FRANKLIN, Tenn.-- Delek US Holdings Inc. has agreed to acquire Williamson Oil Co. Inc., a convenience store operator and petroleum distributor headquartered in Fort Payne, Ala. MAPCO Family Centers Inc., a wholly-owned subsidiary of Delek US, has executed a purchase agreement to acquire Williamson Oil's

retail operations including 100 convenience stores as well as its wholesale fuel distribution business. The companies expect to close the deal next month.

Delek US, headquartered in Franklin, Tenn., consists of a network of 243 convenience stores. The company operates 207 stores under the Mapco Express brand name and 36 stores under the East Coast brand name. The company's stores are primarily concentrated in and around the company's three divisions located in Memphis and Nashville, Tennessee and Richmond, Va. The company is a wholly-owned subsidiary of Delek Petroleum LTD., one of four operating entities of the Delek Group, a publicly traded conglomerate in Israel.

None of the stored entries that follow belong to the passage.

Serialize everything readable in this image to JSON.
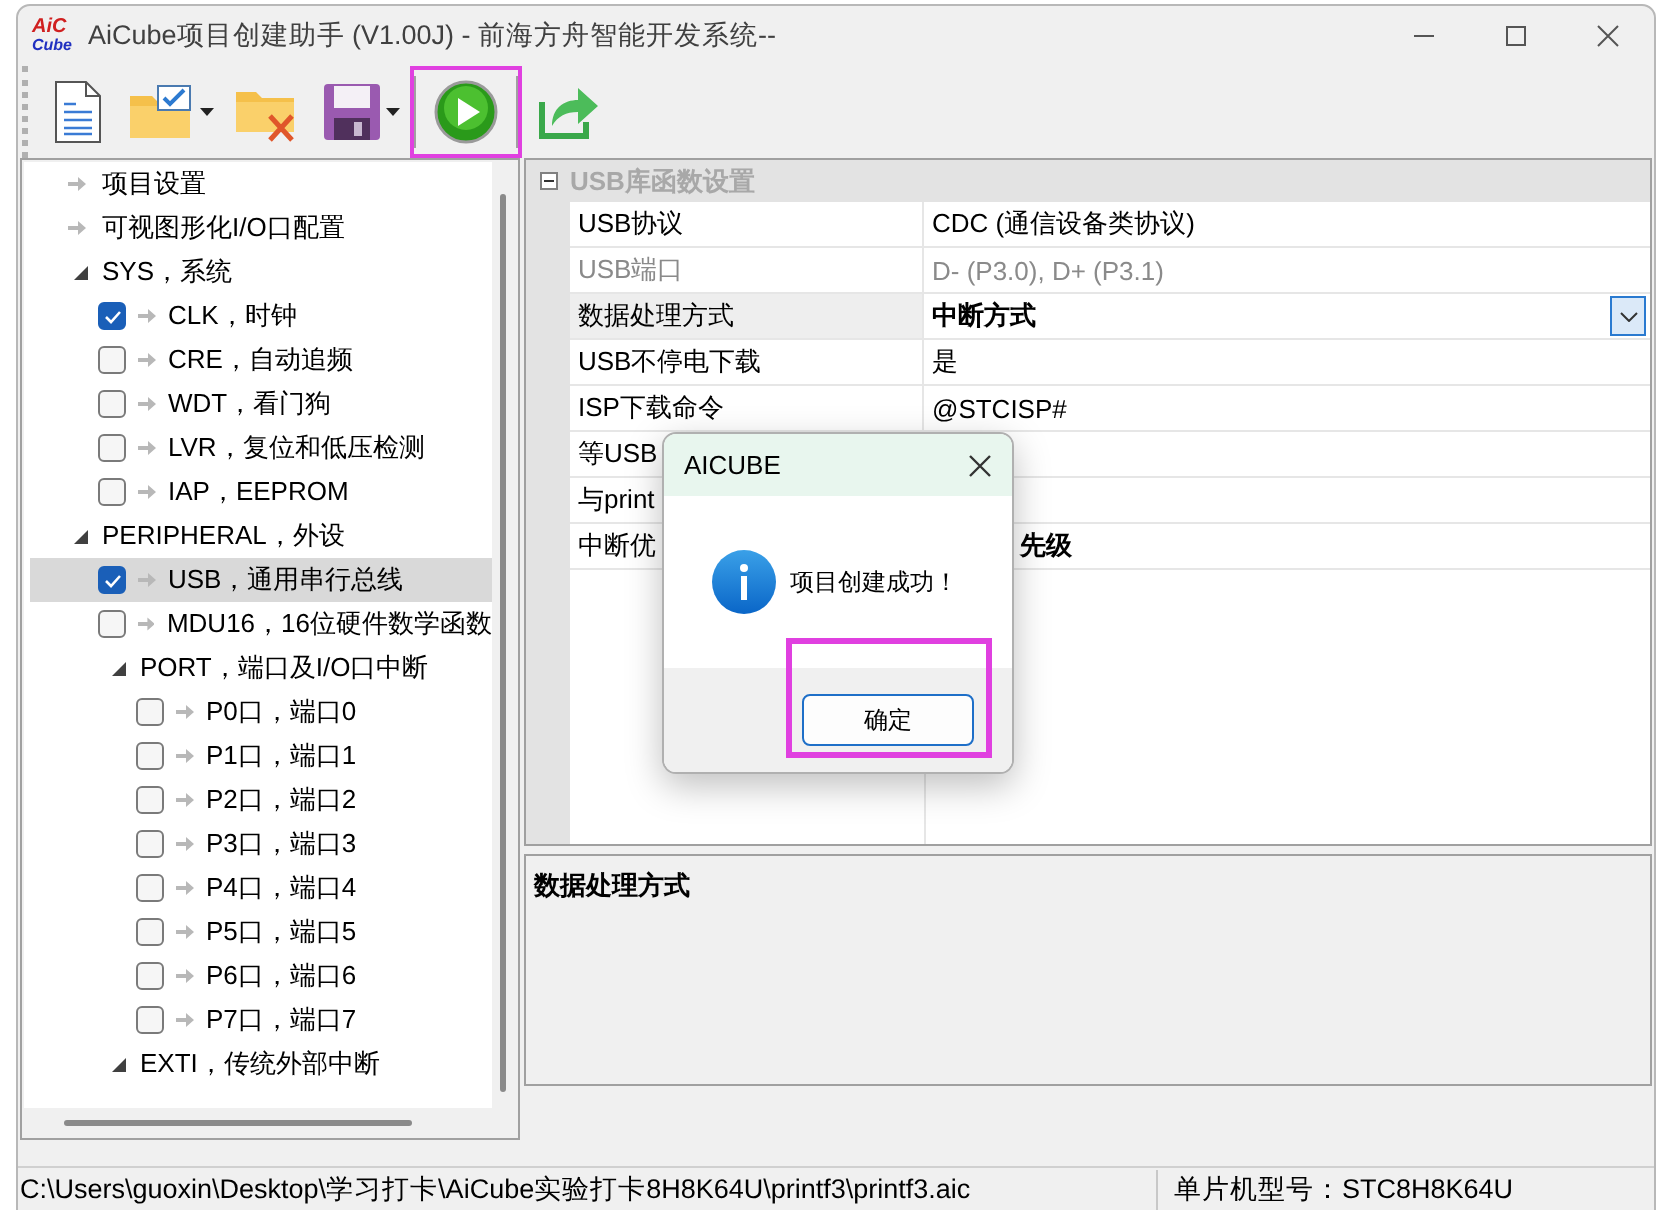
{
  "window": {
    "logo_top": "AiC",
    "logo_bottom": "Cube",
    "title": "AiCube项目创建助手 (V1.00J) - 前海方舟智能开发系统--"
  },
  "toolbar": [
    {
      "kind": "new",
      "highlighted": false
    },
    {
      "kind": "open",
      "highlighted": false
    },
    {
      "kind": "dropdown"
    },
    {
      "kind": "close",
      "highlighted": false
    },
    {
      "kind": "save",
      "highlighted": false
    },
    {
      "kind": "dropdown"
    },
    {
      "kind": "separator"
    },
    {
      "kind": "run",
      "highlighted": true
    },
    {
      "kind": "separator"
    },
    {
      "kind": "export",
      "highlighted": false
    }
  ],
  "tree": [
    {
      "label": "项目设置",
      "kind": "leaf",
      "selected": false
    },
    {
      "label": "可视图形化I/O口配置",
      "kind": "leaf",
      "selected": false
    },
    {
      "label": "SYS，系统",
      "kind": "group",
      "expanded": true,
      "selected": false,
      "children": [
        {
          "label": "CLK，时钟",
          "kind": "check",
          "checked": true,
          "selected": false
        },
        {
          "label": "CRE，自动追频",
          "kind": "check",
          "checked": false,
          "selected": false
        },
        {
          "label": "WDT，看门狗",
          "kind": "check",
          "checked": false,
          "selected": false
        },
        {
          "label": "LVR，复位和低压检测",
          "kind": "check",
          "checked": false,
          "selected": false
        },
        {
          "label": "IAP，EEPROM",
          "kind": "check",
          "checked": false,
          "selected": false
        }
      ]
    },
    {
      "label": "PERIPHERAL，外设",
      "kind": "group",
      "expanded": true,
      "selected": false,
      "children": [
        {
          "label": "USB，通用串行总线",
          "kind": "check",
          "checked": true,
          "selected": true
        },
        {
          "label": "MDU16，16位硬件数学函数",
          "kind": "check",
          "checked": false,
          "selected": false
        },
        {
          "label": "PORT，端口及I/O口中断",
          "kind": "group",
          "expanded": true,
          "selected": false,
          "children": [
            {
              "label": "P0口，端口0",
              "kind": "check",
              "checked": false,
              "selected": false
            },
            {
              "label": "P1口，端口1",
              "kind": "check",
              "checked": false,
              "selected": false
            },
            {
              "label": "P2口，端口2",
              "kind": "check",
              "checked": false,
              "selected": false
            },
            {
              "label": "P3口，端口3",
              "kind": "check",
              "checked": false,
              "selected": false
            },
            {
              "label": "P4口，端口4",
              "kind": "check",
              "checked": false,
              "selected": false
            },
            {
              "label": "P5口，端口5",
              "kind": "check",
              "checked": false,
              "selected": false
            },
            {
              "label": "P6口，端口6",
              "kind": "check",
              "checked": false,
              "selected": false
            },
            {
              "label": "P7口，端口7",
              "kind": "check",
              "checked": false,
              "selected": false
            }
          ]
        },
        {
          "label": "EXTI，传统外部中断",
          "kind": "group",
          "expanded": true,
          "selected": false
        }
      ]
    }
  ],
  "property_grid": {
    "category": {
      "label": "USB库函数设置",
      "expanded": true
    },
    "rows": [
      {
        "name": "USB协议",
        "value": "CDC (通信设备类协议)",
        "disabled": false,
        "modified": false,
        "selected": false,
        "covered": false
      },
      {
        "name": "USB端口",
        "value": "D- (P3.0), D+ (P3.1)",
        "disabled": true,
        "modified": false,
        "selected": false,
        "covered": false
      },
      {
        "name": "数据处理方式",
        "value": "中断方式",
        "disabled": false,
        "modified": true,
        "selected": true,
        "covered": false
      },
      {
        "name": "USB不停电下载",
        "value": "是",
        "disabled": false,
        "modified": false,
        "selected": false,
        "covered": false
      },
      {
        "name": "ISP下载命令",
        "value": "@STCISP#",
        "disabled": false,
        "modified": false,
        "selected": false,
        "covered": false
      },
      {
        "name": "等USB",
        "disabled": false,
        "selected": false,
        "covered": true
      },
      {
        "name": "与print",
        "disabled": false,
        "selected": false,
        "covered": true
      },
      {
        "name": "中断优",
        "value": "先级",
        "disabled": false,
        "modified": true,
        "selected": false,
        "covered": true
      }
    ],
    "description": {
      "title": "数据处理方式"
    }
  },
  "dialog": {
    "title": "AICUBE",
    "message": "项目创建成功！",
    "button": "确定",
    "button_highlighted": true
  },
  "status_bar": {
    "path": "C:\\Users\\guoxin\\Desktop\\学习打卡\\AiCube实验打卡8H8K64U\\printf3\\printf3.aic",
    "model": "单片机型号：STC8H8K64U"
  }
}
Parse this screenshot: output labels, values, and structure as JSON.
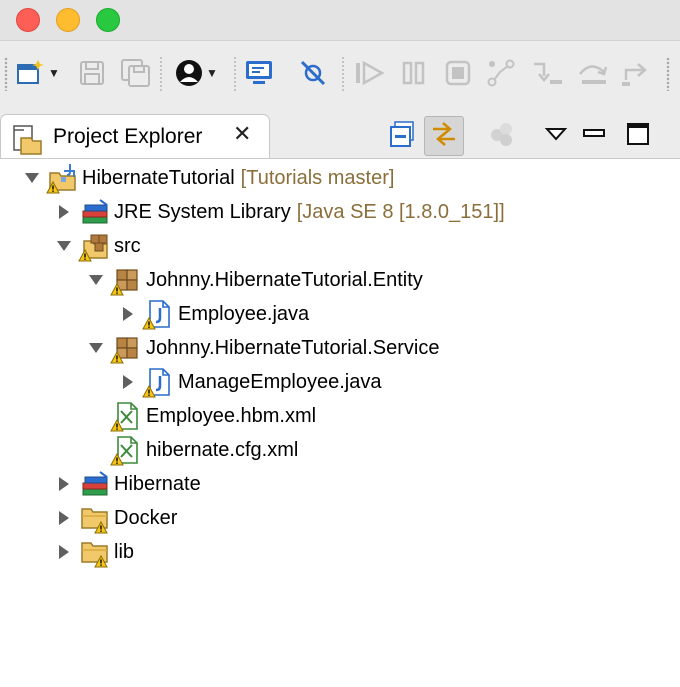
{
  "window": {
    "buttons": [
      "close",
      "minimize",
      "maximize"
    ]
  },
  "toolbar": {
    "icons": [
      "new-wizard-icon",
      "save-icon",
      "save-all-icon",
      "perspective-icon",
      "console-icon",
      "skip-breakpoints-icon",
      "resume-icon",
      "suspend-icon",
      "terminate-icon",
      "disconnect-icon",
      "step-into-icon",
      "step-over-icon",
      "step-return-icon"
    ]
  },
  "view": {
    "tab_label": "Project Explorer",
    "close_glyph": "✕"
  },
  "tree": {
    "items": [
      {
        "label": "HibernateTutorial",
        "decoration": "[Tutorials master]",
        "icon": "java-project-icon"
      },
      {
        "label": "JRE System Library",
        "decoration": "[Java SE 8 [1.8.0_151]]",
        "icon": "library-icon"
      },
      {
        "label": "src",
        "decoration": "",
        "icon": "source-folder-icon"
      },
      {
        "label": "Johnny.HibernateTutorial.Entity",
        "decoration": "",
        "icon": "package-icon"
      },
      {
        "label": "Employee.java",
        "decoration": "",
        "icon": "java-file-icon"
      },
      {
        "label": "Johnny.HibernateTutorial.Service",
        "decoration": "",
        "icon": "package-icon"
      },
      {
        "label": "ManageEmployee.java",
        "decoration": "",
        "icon": "java-file-icon"
      },
      {
        "label": "Employee.hbm.xml",
        "decoration": "",
        "icon": "xml-file-icon"
      },
      {
        "label": "hibernate.cfg.xml",
        "decoration": "",
        "icon": "xml-file-icon"
      },
      {
        "label": "Hibernate",
        "decoration": "",
        "icon": "library-icon"
      },
      {
        "label": "Docker",
        "decoration": "",
        "icon": "folder-icon"
      },
      {
        "label": "lib",
        "decoration": "",
        "icon": "folder-icon"
      }
    ]
  },
  "colors": {
    "decoration": "#8b6f3b",
    "accent": "#2a6dcc"
  }
}
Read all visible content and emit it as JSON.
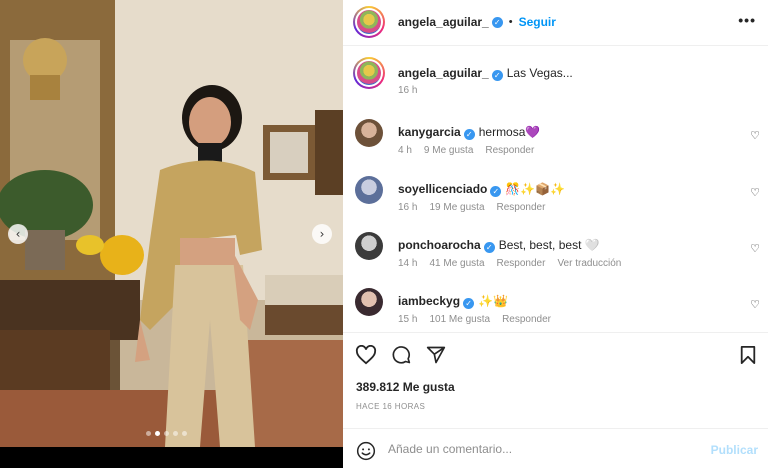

Williamson Oil operates 89 convenience stores and has a dealership network of 11 stores. All of Williamson Oil's retail stores operate under the Discount Food Mart brand name and sell fuel under multiple brands including Chevron, Exxon, Shell, Discount Food Mart and Victory Fuels. The company also provides wholesale distribution of gasoline and other refined fuels to 77 third-party dealers located in several southeastern states. The wholesale fuel business combined with Williamson Oil's convenience stores sell over 100 million gallons each year. Annual revenues of Williamson Oil exceed $200 million.

"We are very happy to announce our agreement with Williamson Oil," said Uzi Yemin, president of Delek US. "The transaction presents an excellent opportunity for Delek US to grow its existing platform and further its consolidation strategy. The acquisition of Williamson Oil will provide Delek US with significant strategic benefits given the company's large base of high quality stores, wholesale petroleum distribution business, geographic concentration and proximity to our existing markets. Delek US will particularly benefit from Williamson Oil's loyal customer base and deeply ingrained corporate culture."

Following the acquisition of Williamson Oil, Delek US will operate 332 locations in 8 states. Combined annual revenues and gallons sold will be approximately $886 million and $375 million, respectively. Delek US seeks to significantly expand its existing network through several acquisitions over the next five years. The company will target acquisitions in Alabama, Arkansas, Florida, Georgia Kentucky, Louisiana, Mississippi, North Carolina, South Carolina and Texas, in addition to Tennessee and Virginia, according to a company statement.

Clarification:
Yesterday, CSNews Online posted an article on Delek US Holdings' negotiating to acquire 100 U.S. fuel stations. The article included a paragraph about Alon Israel Oil Co.'s August 2000 acquisition of the U.S. operations of Total Fina Elf SA. The acquisition information applies only to Alon's purchase of Total Fina Elf. CSNews Online regrets any confusion.